Unos recuerdos: En 1976 (iniciándose la Transición, que Sánchez desmantela) el independentismo apenas existía. Esa gran, multitudinaria Díada de septiembre del 76, por supuesto no pedía independencia, sino -asómbrese alguno- Estatuto de Autonomía. Poco después -ya en el 77- Jordi Pujol, un banquero con trampas (asunto Banca Catalana) ferozmente independentista y de derechas, pero que sabía que en ese momento los independentistas existían apenas, va a La Moncloa a entrevistarse con Suárez -que no siempre acertó, muy sobrevalorado- a pedirle la autonomía para Cataluña. Tan cauto era el artero Pujol que lo que pide a Suárez es que se reponga la Autonomía de 1932, muy moderada y que consagraba el bilingüismo. En los tranvías de Barcelona, digamos, cualquier aviso oficial iba por ley en las dos lenguas. Pero Suárez (primer error) dio a Pujol mucho más de lo que pedía.

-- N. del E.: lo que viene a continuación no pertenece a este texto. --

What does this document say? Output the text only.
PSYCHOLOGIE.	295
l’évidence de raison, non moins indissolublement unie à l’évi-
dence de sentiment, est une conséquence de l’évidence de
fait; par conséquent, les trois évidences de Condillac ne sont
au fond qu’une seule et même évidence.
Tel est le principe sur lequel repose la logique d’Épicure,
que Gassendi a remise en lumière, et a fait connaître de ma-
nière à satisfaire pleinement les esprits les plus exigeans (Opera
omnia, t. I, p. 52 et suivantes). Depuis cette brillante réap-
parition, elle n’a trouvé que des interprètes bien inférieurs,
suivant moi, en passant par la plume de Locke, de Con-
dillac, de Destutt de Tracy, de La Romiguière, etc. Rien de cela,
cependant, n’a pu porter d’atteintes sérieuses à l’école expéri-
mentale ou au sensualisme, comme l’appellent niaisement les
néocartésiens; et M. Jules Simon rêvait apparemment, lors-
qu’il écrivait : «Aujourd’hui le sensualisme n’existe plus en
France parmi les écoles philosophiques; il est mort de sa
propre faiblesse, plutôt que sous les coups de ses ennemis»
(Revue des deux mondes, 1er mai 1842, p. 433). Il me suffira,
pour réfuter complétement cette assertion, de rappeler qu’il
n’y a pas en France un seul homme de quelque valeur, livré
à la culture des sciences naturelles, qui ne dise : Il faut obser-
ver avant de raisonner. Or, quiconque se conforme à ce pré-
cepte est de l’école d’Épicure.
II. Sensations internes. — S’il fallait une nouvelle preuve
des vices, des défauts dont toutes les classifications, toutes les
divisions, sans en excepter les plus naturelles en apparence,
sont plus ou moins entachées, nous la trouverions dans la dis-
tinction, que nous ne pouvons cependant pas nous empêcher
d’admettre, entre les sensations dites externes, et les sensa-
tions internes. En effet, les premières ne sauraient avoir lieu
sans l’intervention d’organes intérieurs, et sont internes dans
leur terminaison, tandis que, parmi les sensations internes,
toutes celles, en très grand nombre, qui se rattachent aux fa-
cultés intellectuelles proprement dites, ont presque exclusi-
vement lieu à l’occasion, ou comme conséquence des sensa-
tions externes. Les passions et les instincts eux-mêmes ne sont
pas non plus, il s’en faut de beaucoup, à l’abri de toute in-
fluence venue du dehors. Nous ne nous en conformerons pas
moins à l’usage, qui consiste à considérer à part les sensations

Y Jordi pudo decir a los suyos no sólo que había ganado, sino que los independentistas -muchos- no nacen, se fabrican. Basta hacer del victimismo una ley, disfrazar el complejo de inferioridad en su contrario y por supuesto -odio- evitar la voz España, se impone Estado español, e ir lenta pero incansablemente atacando, mermando y persiguiendo el idioma español, el tercero más hablado del mundo y vehículo de una importantísima cultura que rebasa los límites peninsulares. En el País Vasco se hace lo propio, pero el salvajismo de ETA, sus matanzas, en algunos momentos actúan, paradójicamente, contra la meta independentista. Jordi Pujol es el constructor del independentismo catalán y es un millonario totalmente de derechas.

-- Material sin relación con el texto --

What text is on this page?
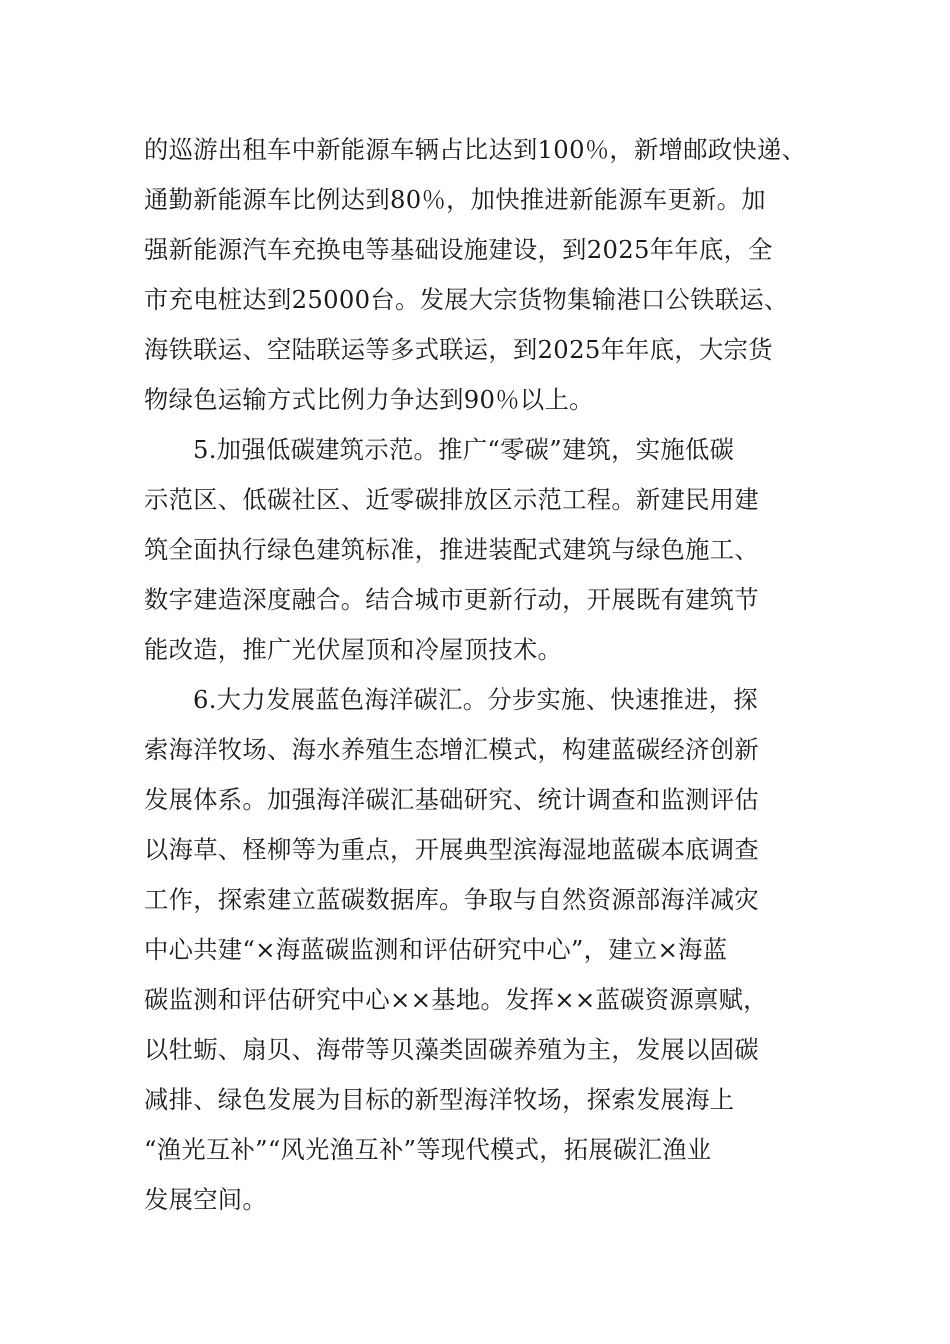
的巡游出租车中新能源车辆占比达到100％，新增邮政快递、
通勤新能源车比例达到80％，加快推进新能源车更新。加
强新能源汽车充换电等基础设施建设，到2025年年底，全
市充电桩达到25000台。发展大宗货物集输港口公铁联运、
海铁联运、空陆联运等多式联运，到2025年年底，大宗货
物绿色运输方式比例力争达到90％以上。
5.加强低碳建筑示范。推广“零碳”建筑，实施低碳
示范区、低碳社区、近零碳排放区示范工程。新建民用建
筑全面执行绿色建筑标准，推进装配式建筑与绿色施工、
数字建造深度融合。结合城市更新行动，开展既有建筑节
能改造，推广光伏屋顶和冷屋顶技术。
6.大力发展蓝色海洋碳汇。分步实施、快速推进，探
索海洋牧场、海水养殖生态增汇模式，构建蓝碳经济创新
发展体系。加强海洋碳汇基础研究、统计调查和监测评估
以海草、柽柳等为重点，开展典型滨海湿地蓝碳本底调查
工作，探索建立蓝碳数据库。争取与自然资源部海洋减灾
中心共建“×海蓝碳监测和评估研究中心”，建立×海蓝
碳监测和评估研究中心××基地。发挥××蓝碳资源禀赋，
以牡蛎、扇贝、海带等贝藻类固碳养殖为主，发展以固碳
减排、绿色发展为目标的新型海洋牧场，探索发展海上
“渔光互补”“风光渔互补”等现代模式，拓展碳汇渔业
发展空间。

«Puigdemont no da las gracias a la rendición de Sánchez, sino que lo amenaza: Sánchez -acaba de decir- tendrá que ganarse nuestro apoyo día a día»

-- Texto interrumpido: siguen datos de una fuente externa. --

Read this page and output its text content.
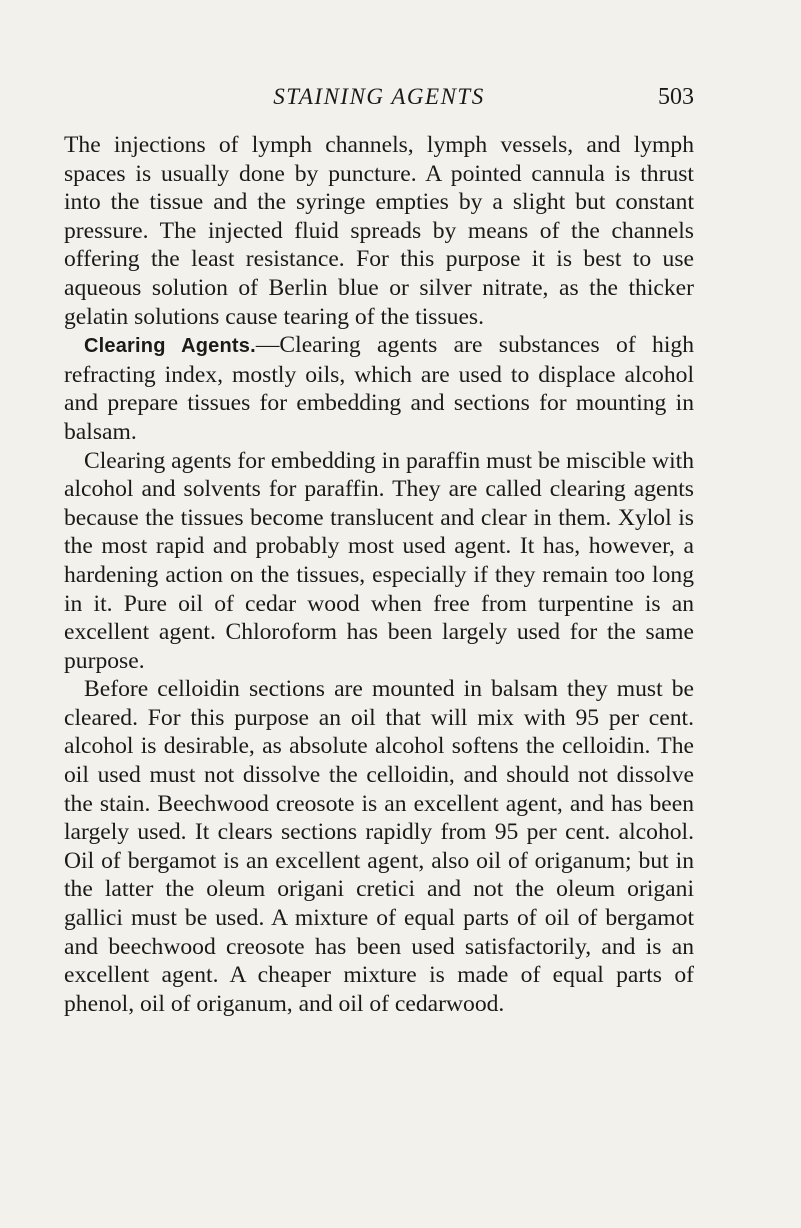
STAINING AGENTS	503

The injections of lymph channels, lymph vessels, and lymph spaces is usually done by puncture. A pointed cannula is thrust into the tissue and the syringe empties by a slight but constant pressure. The injected fluid spreads by means of the channels offering the least resistance. For this purpose it is best to use aqueous solution of Berlin blue or silver nitrate, as the thicker gelatin solutions cause tearing of the tissues.

Clearing Agents.—Clearing agents are substances of high refracting index, mostly oils, which are used to displace alcohol and prepare tissues for embedding and sections for mounting in balsam.

Clearing agents for embedding in paraffin must be miscible with alcohol and solvents for paraffin. They are called clearing agents because the tissues become translucent and clear in them. Xylol is the most rapid and probably most used agent. It has, however, a hardening action on the tissues, especially if they remain too long in it. Pure oil of cedar wood when free from turpentine is an excellent agent. Chloroform has been largely used for the same purpose.

Before celloidin sections are mounted in balsam they must be cleared. For this purpose an oil that will mix with 95 per cent. alcohol is desirable, as absolute alcohol softens the celloidin. The oil used must not dissolve the celloidin, and should not dissolve the stain. Beechwood creosote is an excellent agent, and has been largely used. It clears sections rapidly from 95 per cent. alcohol. Oil of bergamot is an excellent agent, also oil of origanum; but in the latter the oleum origani cretici and not the oleum origani gallici must be used. A mixture of equal parts of oil of bergamot and beechwood creosote has been used satisfactorily, and is an excellent agent. A cheaper mixture is made of equal parts of phenol, oil of origanum, and oil of cedarwood.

Sánchez dice que pacta (más bien se entrega) al separatismo catalán (prefiere separatismo a independentismo, aunque sean lo mismo) por el bien de España, por progresismo (¿?) y para sellar un reencuentro con Cataluña. No hace falta ser demasiado inteligente o iluminado para saber que ese discurso es una pura paparrucha. Es imposible dejar de ver que Sánchez actúa por enfermiza megalomanía monclovita y que sólo le importa él mismo. En este momento Sánchez no tiene otra ideología que su yo al cubo. Sánchez destruye al PSOE de siempre (el de González o Guerra, digamos) para crear, entre acólitos palmeros, el PSS, Partido Sanchista Socialista. ¿Qué más pediría un egomaníaco?

Para peor, Puigdemont y su tropa no dan las gracias a la rendición de Sánchez, sino que lo amenazan: Sánchez -acaban de decir- tendrá que ganarse nuestro apoyo día a día. O sea, dando siempre lo que le pidan. El necio y peronista papa Francisco, aplaudirá que sea la catedral de Girona la primada de España -poco antes de la independencia- mientras Toledo quede en anécdota. ¿Es esto construir un país? Todo eso ni es «construir» ni siquiera es «izquierda». Lo dije otra vez: ¿Qué pensaría Tierno Galván o Gregorio Peces Barba, socialistas de pro, hombres muy cultos y uno de ellos marxista, de las salidas de pata de banco, llenas de ignorancia, de la lideresa comunista Yolanda Díaz? No les llega ni a la suela del zapato política ni intelectualmente. Ni se les acerca tampoco Irene Montero ni su Pablo Iglesias, que prefieren el grito al razonamiento, ni por supuesto los alcanza Sánchez. 

¿Será Pedro Sánchez capaz de decirle al Rey (al que pone en un momento delicado, pero tampoco le importa) que todo su laborioso y servil proceso de investidura es sólo por el bien de España?  Si Sánchez es investido con los apoyos independentistas, de derechas o de extrema izquierda es lo mismo, nos esperan años convulsos, pero también al mismo Sánchez a quien todo se le hará cada vez más cuesta arriba. Sánchez acaba de llegar al enfermizo borde de sí mismo. Todo vale a mayor gloria de Sánchez azulito. ¿Lo resistirá él mismo? ¿Caerá el presidente en una figura retórica llamada histerología, y hablo en símbolo, cuyo ejemplo socorrido es la frase virgiliana «Muramos y lancémonos en medio del combate»?